The DLVM project (more on this in an upcoming blog post) introduces a DSL embedded in Apple’s Swift programming language and based on ideas present in the Lightweight Modular Staging (LMS) library for Scala, an intermediate representation with support for linear algebra and derivative information, and compilation steps to perform automatic differentiation as a source transformation, hosted on a (modified?) LLVM backend. DLVM is currently not actively developed, but happily that’s because one of the original authors is now working on the similar Swift for Tensorflow project at Google. At the DLVM poster, I learned from another delegate that Facebook has just released Glow at their own developer conference. Backing from these two ML giants supports the authors’ guess that such technologies will become ubiquitous in the next few years.

Fei Wang and Tiark Rompf also workshopped a paper on using LMS in Scala to provide a more expressive DSL for constructing static graphs.

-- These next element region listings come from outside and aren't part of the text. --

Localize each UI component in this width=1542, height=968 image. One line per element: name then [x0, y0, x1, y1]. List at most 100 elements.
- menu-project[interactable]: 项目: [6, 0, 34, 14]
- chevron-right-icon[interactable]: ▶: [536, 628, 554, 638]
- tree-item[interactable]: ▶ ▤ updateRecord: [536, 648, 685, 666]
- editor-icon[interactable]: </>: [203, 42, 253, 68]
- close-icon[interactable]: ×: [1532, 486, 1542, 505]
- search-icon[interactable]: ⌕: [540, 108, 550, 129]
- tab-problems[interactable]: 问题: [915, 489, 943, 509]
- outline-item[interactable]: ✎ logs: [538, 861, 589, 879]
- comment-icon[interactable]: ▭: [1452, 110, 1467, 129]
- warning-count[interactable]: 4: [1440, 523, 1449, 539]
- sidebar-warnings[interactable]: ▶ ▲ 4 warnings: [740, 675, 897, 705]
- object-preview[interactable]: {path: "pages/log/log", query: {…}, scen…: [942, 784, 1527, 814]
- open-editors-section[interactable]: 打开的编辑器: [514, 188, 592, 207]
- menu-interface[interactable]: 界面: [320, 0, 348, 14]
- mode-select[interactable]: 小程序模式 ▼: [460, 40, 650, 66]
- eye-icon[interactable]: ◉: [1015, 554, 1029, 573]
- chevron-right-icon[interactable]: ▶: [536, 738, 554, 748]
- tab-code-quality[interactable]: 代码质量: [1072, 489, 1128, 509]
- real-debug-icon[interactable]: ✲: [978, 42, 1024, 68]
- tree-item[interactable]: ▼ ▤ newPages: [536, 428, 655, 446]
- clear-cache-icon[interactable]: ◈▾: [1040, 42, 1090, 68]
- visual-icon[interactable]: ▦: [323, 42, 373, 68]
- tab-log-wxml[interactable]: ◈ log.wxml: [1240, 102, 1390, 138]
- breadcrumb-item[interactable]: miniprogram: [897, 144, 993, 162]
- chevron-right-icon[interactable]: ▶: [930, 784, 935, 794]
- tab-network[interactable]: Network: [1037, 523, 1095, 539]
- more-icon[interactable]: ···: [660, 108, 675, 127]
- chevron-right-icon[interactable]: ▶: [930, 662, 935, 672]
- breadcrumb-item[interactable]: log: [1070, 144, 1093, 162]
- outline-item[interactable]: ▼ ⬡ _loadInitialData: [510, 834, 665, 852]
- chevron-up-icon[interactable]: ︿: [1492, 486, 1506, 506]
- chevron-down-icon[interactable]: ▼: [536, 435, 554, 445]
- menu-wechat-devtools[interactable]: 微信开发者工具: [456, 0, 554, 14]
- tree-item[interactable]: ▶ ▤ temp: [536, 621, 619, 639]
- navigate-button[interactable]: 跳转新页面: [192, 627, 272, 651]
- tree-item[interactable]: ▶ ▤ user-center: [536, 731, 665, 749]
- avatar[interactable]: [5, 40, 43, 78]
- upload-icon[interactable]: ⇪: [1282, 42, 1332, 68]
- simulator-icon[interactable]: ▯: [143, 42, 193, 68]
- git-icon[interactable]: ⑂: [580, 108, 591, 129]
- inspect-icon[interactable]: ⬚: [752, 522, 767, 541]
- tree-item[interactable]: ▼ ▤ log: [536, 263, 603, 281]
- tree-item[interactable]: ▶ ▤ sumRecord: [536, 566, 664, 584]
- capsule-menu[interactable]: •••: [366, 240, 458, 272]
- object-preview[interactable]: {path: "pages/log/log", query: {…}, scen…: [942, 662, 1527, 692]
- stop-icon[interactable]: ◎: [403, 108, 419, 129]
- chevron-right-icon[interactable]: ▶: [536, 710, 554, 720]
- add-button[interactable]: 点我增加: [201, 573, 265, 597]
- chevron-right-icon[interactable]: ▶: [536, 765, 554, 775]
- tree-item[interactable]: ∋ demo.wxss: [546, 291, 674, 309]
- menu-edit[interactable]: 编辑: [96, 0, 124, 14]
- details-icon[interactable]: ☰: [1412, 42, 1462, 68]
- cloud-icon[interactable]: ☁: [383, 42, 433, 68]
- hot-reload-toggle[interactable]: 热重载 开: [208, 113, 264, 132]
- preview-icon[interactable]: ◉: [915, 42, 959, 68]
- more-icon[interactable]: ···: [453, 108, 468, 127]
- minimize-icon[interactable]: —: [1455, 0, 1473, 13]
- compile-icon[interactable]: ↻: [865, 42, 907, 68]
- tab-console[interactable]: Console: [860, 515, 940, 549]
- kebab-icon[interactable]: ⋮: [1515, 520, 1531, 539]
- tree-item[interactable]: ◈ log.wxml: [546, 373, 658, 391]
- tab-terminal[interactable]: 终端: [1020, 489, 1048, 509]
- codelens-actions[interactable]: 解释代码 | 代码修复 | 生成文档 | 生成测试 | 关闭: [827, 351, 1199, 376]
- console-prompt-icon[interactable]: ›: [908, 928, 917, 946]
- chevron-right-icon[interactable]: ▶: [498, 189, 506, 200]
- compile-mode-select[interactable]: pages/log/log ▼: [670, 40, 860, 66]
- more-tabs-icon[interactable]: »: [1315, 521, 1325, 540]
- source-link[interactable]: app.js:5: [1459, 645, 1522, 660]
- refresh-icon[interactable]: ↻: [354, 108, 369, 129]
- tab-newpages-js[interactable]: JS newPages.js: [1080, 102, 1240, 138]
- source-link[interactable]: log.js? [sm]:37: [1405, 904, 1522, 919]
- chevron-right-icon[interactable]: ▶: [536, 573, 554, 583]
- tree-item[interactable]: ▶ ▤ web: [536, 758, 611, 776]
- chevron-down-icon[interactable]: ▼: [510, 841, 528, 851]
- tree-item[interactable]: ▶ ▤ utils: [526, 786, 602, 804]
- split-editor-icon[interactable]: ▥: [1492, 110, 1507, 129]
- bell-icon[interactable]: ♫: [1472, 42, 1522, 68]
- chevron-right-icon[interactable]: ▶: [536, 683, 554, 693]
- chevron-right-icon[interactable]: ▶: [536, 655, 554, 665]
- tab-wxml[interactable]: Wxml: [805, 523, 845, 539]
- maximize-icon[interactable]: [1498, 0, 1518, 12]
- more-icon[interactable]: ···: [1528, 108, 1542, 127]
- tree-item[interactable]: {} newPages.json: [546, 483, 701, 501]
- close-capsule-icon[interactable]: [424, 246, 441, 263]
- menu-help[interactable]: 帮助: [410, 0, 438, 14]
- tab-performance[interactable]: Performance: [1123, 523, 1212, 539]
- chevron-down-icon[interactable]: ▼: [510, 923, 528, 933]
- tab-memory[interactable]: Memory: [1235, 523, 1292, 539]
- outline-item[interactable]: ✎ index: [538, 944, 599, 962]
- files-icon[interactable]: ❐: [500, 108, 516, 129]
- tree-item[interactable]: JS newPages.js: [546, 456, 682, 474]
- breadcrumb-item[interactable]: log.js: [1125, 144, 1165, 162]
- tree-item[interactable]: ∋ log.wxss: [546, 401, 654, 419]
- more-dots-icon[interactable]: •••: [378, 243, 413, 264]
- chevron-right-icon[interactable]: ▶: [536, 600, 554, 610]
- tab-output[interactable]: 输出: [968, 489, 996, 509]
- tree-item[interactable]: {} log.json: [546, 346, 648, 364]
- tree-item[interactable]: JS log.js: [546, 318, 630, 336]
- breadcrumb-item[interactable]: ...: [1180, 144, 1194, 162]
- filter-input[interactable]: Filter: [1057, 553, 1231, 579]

Notably, they used delimited continuations, a powerful mechanism for controlling control flow, to obviate the need for an explicit tape for reverse-mode autodiff, essentially using the underlying language’s stack instead. They claim that their DSL removes the need for compiler passes or other source-to-source transformations as in the DLVM model (although I assume DLVM implements a larger set of optimizations).

I intend to understand the relationships between these elegant techniques, and in particular their relation to staged metaprogramming and the rest of the compilation pipeline, in much more detail in the not-too-distant future.

Other topics

Numerous very large and active subject areas like reinforcement learning, applications to audio and language processing and synthesis, and resistance to adversarial examples are entirely slighted here. Of particular interest given the prevalence of graph- theoretic methods in neuroscience, recursive and graph NNs continue to see rapid advances. A large body of work applies such networks to programming problems such as program synthesis and debugging, which will certainly benefit many scientists.

Perhaps due to the relative youth of the field, even the ‘core’ methods continue to improve. For instance, Kidambi et al. showed theoretically that several popular modifications to SGD have in general no asymptotic benefit, although they’ve developed one known method, Accelerated SGD, which provides superior convergence guarantees. I haven’t even discussed my main interest - deep CNNs - much, but there were obviously many, many papers on these, both on specific architectures/problem domains (mostly 2D images, sadly) and on more fundamental issues such as the topology of skip connections and efficient architecture search.

Overall, as someone new to DNNs, I found this conference extremely useful both for discovering a number of novel technologies as well as understanding current thought in the field.

Acknowlegments

Chris Hammill read the draft of this text. Thanks especially to my supervisor, Jason Lerch, for letting me attend.